Stereoplay 06/84, Test: Bose 901 V, Testergebnis: Mittelklasse 1. Diese Klangklasse erziehlten damals auch Boxen, die ein Viertel des Bose-Preises kosteten.

Audio 06/98, Test: Bose 901, Paarpreis DM 4.600,-- !!! Testergebnis: 55 Klangpunkte (für das Geld unerreicht miserabel). Um einiges besser im Klang war z.B. mit 58 Klangpunkten eine Canton Fonum 330 (Audio Test 07/98), deren Paarpreis bei DM 800,-- !!! lag.

So viel zum Thema Klang der 901 in Testzeitschriften. Ich habe, da ich die Boxen selbst schon hatte meine eigene Meinung, die leider auch nicht besser ist. Leider zieht die 901 in einem direkten Klangvergleich gegenüber guten Lautsprechern immer !!! den kürzeren, was in praktisch jedem direkten Vergleich sofort hörbar ist. Die Bose-Jünger sehen das natürlich anders und wollen eigentlich auch gar nicht vergleichen. Übrigens kamen diese Testergebnisse zustande, obwohl Bose fleißig in Audio und Stereoplay inserierte !!!
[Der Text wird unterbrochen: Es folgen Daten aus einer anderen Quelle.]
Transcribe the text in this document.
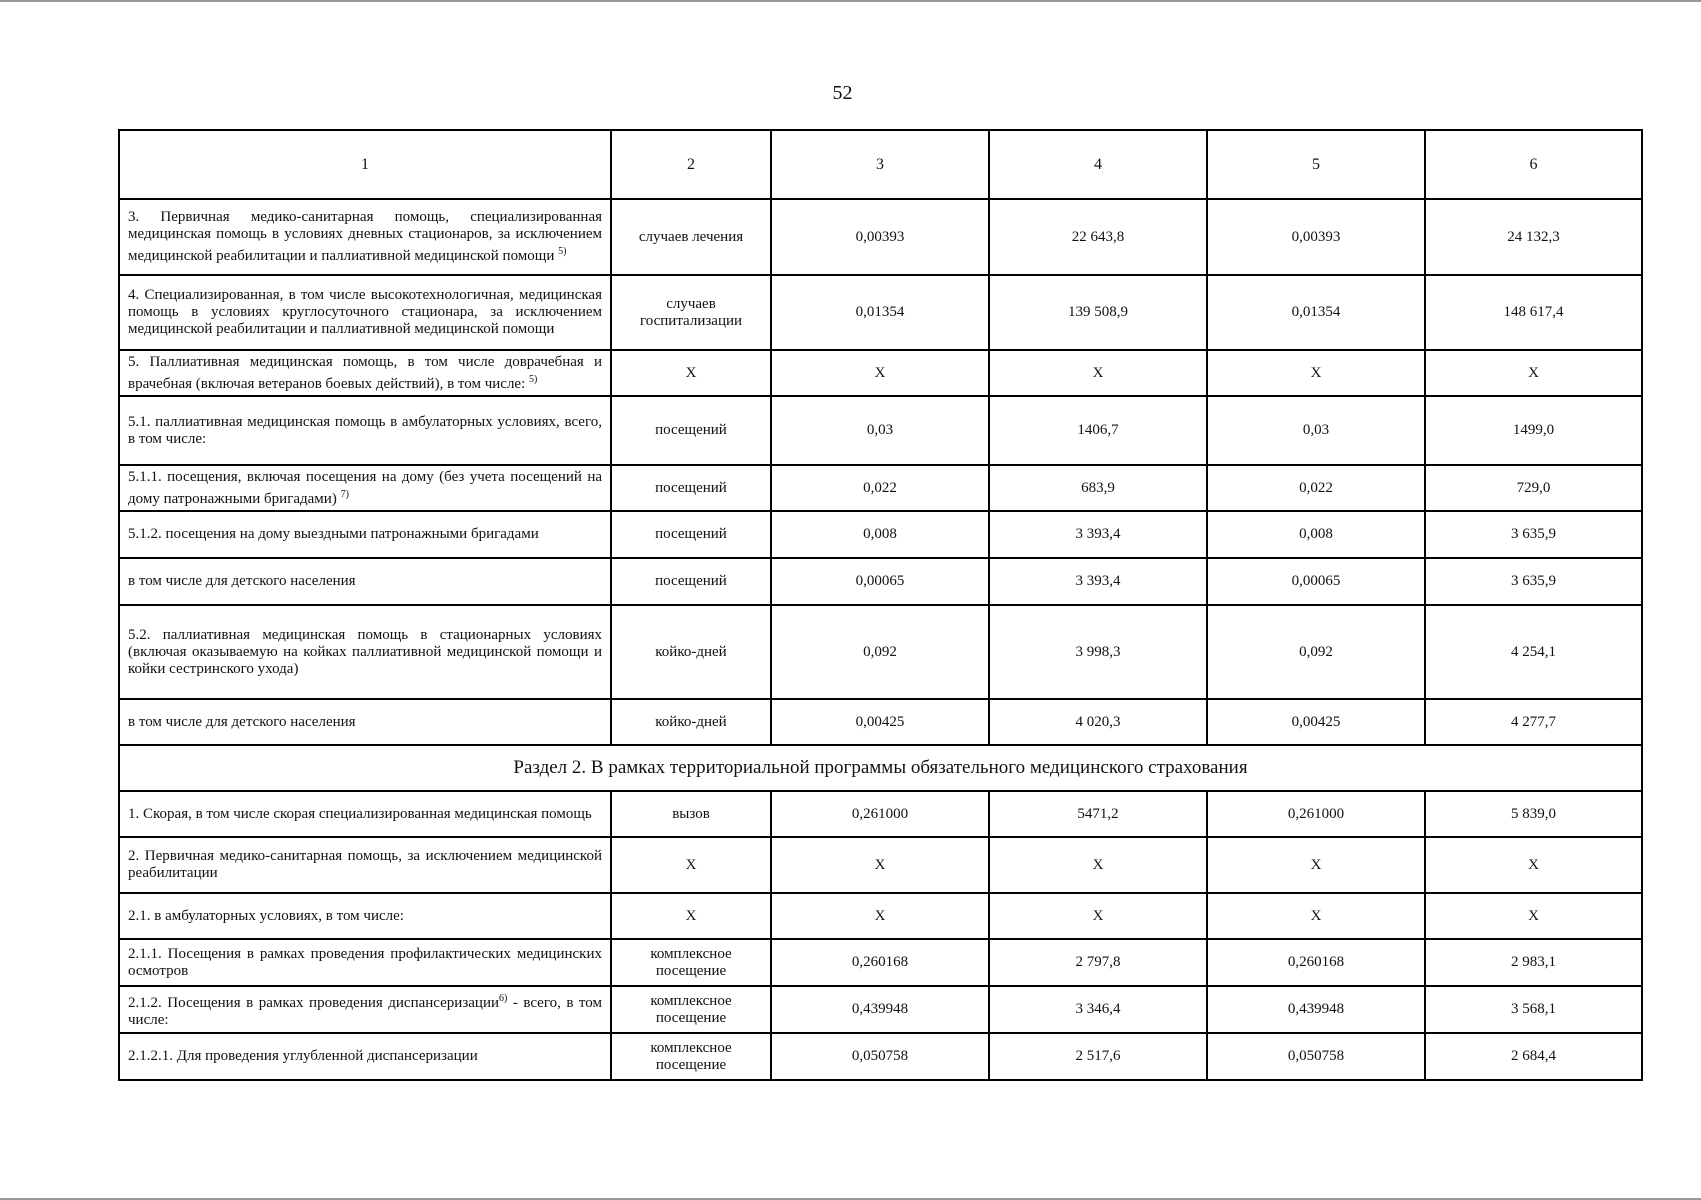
52
1	2	3	4	5	6
3. Первичная медико-санитарная помощь, специализированная медицинская помощь в условиях дневных стационаров, за исключением медицинской реабилитации и паллиативной медицинской помощи $^{5)}$	случаев лечения	0,00393	22 643,8	0,00393	24 132,3
4. Специализированная, в том числе высокотехнологичная, медицинская помощь в условиях круглосуточного стационара, за исключением медицинской реабилитации и паллиативной медицинской помощи	случаев госпитализации	0,01354	139 508,9	0,01354	148 617,4
5. Паллиативная медицинская помощь, в том числе доврачебная и врачебная (включая ветеранов боевых действий), в том числе: $^{5)}$	X	X	X	X	X
5.1. паллиативная медицинская помощь в амбулаторных условиях, всего, в том числе:	посещений	0,03	1406,7	0,03	1499,0
5.1.1. посещения, включая посещения на дому (без учета посещений на дому патронажными бригадами) $^{7)}$	посещений	0,022	683,9	0,022	729,0
5.1.2. посещения на дому выездными патронажными бригадами	посещений	0,008	3 393,4	0,008	3 635,9
в том числе для детского населения	посещений	0,00065	3 393,4	0,00065	3 635,9
5.2. паллиативная медицинская помощь в стационарных условиях (включая оказываемую на койках паллиативной медицинской помощи и койки сестринского ухода)	койко-дней	0,092	3 998,3	0,092	4 254,1
в том числе для детского населения	койко-дней	0,00425	4 020,3	0,00425	4 277,7
Раздел 2. В рамках территориальной программы обязательного медицинского страхования					
1. Скорая, в том числе скорая специализированная медицинская помощь	вызов	0,261000	5471,2	0,261000	5 839,0
2. Первичная медико-санитарная помощь, за исключением медицинской реабилитации	X	X	X	X	X
2.1. в амбулаторных условиях, в том числе:	X	X	X	X	X
2.1.1. Посещения в рамках проведения профилактических медицинских осмотров	комплексное посещение	0,260168	2 797,8	0,260168	2 983,1
2.1.2. Посещения в рамках проведения диспансеризации$^{6)}$ - всего, в том числе:	комплексное посещение	0,439948	3 346,4	0,439948	3 568,1
2.1.2.1. Для проведения углубленной диспансеризации	комплексное посещение	0,050758	2 517,6	0,050758	2 684,4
Allerdings lassen sich mit 2 Bose 901 wirklich große Schallpegel mit dann wirklich noch annehmbarer Soundqualität erzeugen (Veranstaltungen, Kirmes), dafür sind die Boxen geeignet, keine Frage. Dies meine ich jetzt nicht abwertend, sondern habe da meine Erfahrungen (Veranstaltungen).

Ich selbst habe übrigens in meiner "Jugend" diese direkt/indirekt-Philosophie einige Jahre vertreten und versucht, die Leute davon zu überzeugen, ja und dann hörte ich 2 Braun L 710 und dann war die Bose-Geschichte vorbei.